Alternative Wege über verwandte Branchen
Alternative Zugangswege sind möglich, bleiben aber ergänzend: In Frage kommen berufliche Vorprägungen aus lebensmittel- oder verfahrenstechnischen Ausbildungsberufen mit anschließender betrieblicher Einarbeitung in Destillationsprozesse. Auch Spezialisierungen über fachnahe Weiterbildungen sind verbreitet, etwa zu Sensorik, Qualitätsmanagement im Lebensmittelumfeld, Hygiene-/HACCP-Praxis oder Anlagen- und Verfahrenstechnik rund um Gärung und Destillation.
Sorgfalt im Umgang mit Messwerten
Persönlich hilfreich sind Sorgfalt, ein ausgeprägtes Verantwortungsbewusstsein, technisches Verständnis und ein sicherer Umgang mit Messwerten.
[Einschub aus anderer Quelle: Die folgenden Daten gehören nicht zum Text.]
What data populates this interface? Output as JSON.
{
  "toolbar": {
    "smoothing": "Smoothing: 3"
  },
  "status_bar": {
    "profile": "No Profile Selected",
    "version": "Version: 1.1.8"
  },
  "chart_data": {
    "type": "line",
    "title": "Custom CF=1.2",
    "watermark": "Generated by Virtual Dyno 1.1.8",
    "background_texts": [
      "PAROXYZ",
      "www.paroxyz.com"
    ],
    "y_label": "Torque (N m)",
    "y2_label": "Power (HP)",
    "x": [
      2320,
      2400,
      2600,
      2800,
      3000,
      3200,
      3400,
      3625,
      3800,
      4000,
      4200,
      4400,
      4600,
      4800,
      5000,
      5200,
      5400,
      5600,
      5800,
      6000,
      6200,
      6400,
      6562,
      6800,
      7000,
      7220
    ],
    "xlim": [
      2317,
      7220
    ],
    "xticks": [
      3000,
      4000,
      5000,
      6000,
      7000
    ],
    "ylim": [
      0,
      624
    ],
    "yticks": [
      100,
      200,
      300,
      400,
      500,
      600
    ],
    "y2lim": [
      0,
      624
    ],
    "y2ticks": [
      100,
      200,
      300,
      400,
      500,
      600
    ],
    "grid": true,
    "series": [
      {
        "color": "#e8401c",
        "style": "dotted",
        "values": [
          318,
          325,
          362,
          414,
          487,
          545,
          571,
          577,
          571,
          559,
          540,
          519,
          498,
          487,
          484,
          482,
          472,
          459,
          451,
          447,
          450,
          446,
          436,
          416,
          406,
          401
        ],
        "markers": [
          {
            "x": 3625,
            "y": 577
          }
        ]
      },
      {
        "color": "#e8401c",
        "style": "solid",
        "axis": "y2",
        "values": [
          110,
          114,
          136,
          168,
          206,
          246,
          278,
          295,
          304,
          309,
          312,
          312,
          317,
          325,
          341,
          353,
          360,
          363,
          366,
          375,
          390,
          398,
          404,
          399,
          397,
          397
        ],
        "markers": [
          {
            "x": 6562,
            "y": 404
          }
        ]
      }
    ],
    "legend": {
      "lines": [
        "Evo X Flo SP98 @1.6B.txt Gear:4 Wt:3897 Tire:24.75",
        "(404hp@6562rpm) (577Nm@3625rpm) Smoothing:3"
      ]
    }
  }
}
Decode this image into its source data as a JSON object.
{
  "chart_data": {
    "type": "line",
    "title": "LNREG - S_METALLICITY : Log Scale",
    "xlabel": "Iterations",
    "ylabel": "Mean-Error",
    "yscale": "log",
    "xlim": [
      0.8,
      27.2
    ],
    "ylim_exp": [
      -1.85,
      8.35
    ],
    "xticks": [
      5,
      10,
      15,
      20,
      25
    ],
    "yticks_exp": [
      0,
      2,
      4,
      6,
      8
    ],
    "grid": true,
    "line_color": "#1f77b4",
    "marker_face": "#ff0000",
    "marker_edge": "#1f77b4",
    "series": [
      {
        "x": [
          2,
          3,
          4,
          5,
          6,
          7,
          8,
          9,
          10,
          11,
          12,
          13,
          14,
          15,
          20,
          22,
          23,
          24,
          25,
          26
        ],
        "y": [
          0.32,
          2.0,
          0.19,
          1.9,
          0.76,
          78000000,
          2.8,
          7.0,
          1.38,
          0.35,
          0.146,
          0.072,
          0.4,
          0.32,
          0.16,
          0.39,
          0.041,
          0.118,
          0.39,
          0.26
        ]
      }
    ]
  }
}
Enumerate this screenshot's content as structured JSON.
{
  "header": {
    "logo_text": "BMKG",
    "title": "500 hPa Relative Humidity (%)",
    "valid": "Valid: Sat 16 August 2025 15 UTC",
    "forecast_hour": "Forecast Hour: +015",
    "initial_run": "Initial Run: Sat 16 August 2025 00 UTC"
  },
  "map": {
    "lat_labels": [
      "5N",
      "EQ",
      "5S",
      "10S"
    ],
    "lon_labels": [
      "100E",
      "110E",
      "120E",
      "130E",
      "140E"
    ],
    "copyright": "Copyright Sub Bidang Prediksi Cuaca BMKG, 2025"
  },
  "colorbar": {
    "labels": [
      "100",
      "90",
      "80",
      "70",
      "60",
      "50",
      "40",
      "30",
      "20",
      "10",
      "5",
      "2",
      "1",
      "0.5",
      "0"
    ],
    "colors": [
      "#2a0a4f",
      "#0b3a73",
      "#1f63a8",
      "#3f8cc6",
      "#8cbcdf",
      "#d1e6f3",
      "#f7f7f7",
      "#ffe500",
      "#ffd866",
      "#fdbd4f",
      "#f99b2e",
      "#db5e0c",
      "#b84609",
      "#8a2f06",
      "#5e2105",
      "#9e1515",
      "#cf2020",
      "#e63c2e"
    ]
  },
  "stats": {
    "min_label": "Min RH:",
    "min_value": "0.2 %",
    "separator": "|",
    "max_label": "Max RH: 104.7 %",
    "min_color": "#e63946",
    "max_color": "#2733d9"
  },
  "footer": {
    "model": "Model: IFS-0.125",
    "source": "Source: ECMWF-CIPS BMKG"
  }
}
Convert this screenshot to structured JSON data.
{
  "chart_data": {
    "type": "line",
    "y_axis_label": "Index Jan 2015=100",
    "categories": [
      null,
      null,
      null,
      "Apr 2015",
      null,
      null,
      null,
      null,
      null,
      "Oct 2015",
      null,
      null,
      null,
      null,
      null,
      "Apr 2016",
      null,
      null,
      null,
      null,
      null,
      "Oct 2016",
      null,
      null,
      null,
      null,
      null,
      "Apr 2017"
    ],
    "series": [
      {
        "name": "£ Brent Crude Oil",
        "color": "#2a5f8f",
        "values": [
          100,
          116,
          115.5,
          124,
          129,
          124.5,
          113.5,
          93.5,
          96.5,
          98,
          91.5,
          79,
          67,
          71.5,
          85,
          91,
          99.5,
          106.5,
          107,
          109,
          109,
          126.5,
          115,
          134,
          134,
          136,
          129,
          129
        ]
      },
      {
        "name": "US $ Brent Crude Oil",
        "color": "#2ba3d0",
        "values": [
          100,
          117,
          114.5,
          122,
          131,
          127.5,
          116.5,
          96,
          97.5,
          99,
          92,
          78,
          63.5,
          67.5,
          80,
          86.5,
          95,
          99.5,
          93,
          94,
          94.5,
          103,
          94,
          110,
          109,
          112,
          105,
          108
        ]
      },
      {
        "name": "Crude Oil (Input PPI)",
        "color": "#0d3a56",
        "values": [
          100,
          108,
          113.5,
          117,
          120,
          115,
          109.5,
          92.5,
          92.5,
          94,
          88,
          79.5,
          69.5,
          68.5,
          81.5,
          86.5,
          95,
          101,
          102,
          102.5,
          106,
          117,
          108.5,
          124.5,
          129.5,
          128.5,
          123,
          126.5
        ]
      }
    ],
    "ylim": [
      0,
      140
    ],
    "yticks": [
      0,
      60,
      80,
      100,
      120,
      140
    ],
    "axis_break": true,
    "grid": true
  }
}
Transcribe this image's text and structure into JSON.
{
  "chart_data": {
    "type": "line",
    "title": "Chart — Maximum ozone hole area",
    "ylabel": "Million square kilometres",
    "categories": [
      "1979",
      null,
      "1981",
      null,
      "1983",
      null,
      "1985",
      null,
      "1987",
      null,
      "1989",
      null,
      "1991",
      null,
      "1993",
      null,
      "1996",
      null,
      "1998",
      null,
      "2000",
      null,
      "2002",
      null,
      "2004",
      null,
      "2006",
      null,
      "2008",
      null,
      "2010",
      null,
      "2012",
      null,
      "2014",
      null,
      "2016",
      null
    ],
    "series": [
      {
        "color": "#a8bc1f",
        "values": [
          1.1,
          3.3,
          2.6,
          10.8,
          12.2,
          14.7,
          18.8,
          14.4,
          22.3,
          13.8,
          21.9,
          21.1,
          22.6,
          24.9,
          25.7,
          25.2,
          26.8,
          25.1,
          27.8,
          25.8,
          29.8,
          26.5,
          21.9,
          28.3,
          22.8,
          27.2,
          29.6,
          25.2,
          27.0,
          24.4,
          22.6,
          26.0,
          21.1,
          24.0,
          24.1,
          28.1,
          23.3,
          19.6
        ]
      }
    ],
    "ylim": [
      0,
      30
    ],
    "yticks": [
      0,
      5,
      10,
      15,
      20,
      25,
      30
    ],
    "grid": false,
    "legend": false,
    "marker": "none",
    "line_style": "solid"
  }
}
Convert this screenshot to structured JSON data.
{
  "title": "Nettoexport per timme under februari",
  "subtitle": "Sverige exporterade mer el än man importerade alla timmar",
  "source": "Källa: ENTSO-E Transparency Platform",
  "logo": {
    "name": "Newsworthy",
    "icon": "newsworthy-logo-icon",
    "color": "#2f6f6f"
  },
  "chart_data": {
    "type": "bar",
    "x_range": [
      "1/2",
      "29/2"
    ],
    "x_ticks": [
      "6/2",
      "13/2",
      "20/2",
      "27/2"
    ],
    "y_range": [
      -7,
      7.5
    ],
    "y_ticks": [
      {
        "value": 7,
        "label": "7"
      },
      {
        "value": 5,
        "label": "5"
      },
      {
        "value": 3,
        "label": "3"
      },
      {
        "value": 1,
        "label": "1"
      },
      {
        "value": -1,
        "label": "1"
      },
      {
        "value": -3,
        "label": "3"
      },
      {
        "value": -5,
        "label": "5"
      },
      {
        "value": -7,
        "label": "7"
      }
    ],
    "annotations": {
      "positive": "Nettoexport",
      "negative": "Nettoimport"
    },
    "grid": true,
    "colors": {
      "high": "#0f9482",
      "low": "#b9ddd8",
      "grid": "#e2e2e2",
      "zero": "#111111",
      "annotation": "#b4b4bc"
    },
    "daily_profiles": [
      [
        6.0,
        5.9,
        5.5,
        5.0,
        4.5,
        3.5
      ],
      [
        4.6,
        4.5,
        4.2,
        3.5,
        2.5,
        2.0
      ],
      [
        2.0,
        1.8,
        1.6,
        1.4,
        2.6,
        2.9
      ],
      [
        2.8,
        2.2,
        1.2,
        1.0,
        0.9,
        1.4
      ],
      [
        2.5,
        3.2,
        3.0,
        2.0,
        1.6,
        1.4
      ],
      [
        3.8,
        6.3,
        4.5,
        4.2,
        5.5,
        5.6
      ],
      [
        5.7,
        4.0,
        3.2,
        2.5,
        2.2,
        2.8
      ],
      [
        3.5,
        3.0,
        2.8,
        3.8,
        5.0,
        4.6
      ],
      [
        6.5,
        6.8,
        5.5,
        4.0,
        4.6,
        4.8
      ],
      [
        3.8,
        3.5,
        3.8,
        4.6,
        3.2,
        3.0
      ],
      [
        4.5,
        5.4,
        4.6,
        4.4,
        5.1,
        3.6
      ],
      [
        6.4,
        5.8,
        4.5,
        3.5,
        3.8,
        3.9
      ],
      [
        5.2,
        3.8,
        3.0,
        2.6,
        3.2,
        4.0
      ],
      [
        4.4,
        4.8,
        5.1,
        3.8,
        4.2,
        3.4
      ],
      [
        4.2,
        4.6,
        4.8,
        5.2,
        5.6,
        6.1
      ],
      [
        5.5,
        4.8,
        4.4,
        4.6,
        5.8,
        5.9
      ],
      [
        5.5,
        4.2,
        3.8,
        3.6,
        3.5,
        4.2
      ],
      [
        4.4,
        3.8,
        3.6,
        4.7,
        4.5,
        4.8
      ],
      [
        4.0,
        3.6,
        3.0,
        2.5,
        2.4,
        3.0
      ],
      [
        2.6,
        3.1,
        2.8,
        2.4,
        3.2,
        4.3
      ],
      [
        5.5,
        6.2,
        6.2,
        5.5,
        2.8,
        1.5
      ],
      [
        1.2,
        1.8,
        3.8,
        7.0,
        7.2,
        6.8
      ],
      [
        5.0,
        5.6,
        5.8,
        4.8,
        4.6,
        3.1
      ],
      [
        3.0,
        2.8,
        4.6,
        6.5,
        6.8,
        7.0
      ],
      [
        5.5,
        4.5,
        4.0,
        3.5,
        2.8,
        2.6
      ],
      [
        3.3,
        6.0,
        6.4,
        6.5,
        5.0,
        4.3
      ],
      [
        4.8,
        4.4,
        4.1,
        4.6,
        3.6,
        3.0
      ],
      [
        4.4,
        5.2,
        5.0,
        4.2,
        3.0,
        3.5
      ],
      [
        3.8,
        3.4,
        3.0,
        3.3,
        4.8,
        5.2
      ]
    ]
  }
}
Weil Abweichungen im Prozess schnell Auswirkungen auf Produktqualität und Ausbeute haben können, zählen ein ruhiges Vorgehen bei Störungen sowie eine gute Beobachtungsgabe zu den prägenden Anforderungen.
Beruflicher Einstieg
Duale Ausbildung (3 Jahre)Zertifiziert
Für die Tätigkeit als Destillateur wird typischerweise folgende Qualifikation erwartet: duale Ausbildung (3 Jahre).
Digitalisierungspotenzial und KI-Einfluss: Destillateur
Hinweis: Für diesen Beruf gibt es keine standardisierte Ausbildungsvergütung.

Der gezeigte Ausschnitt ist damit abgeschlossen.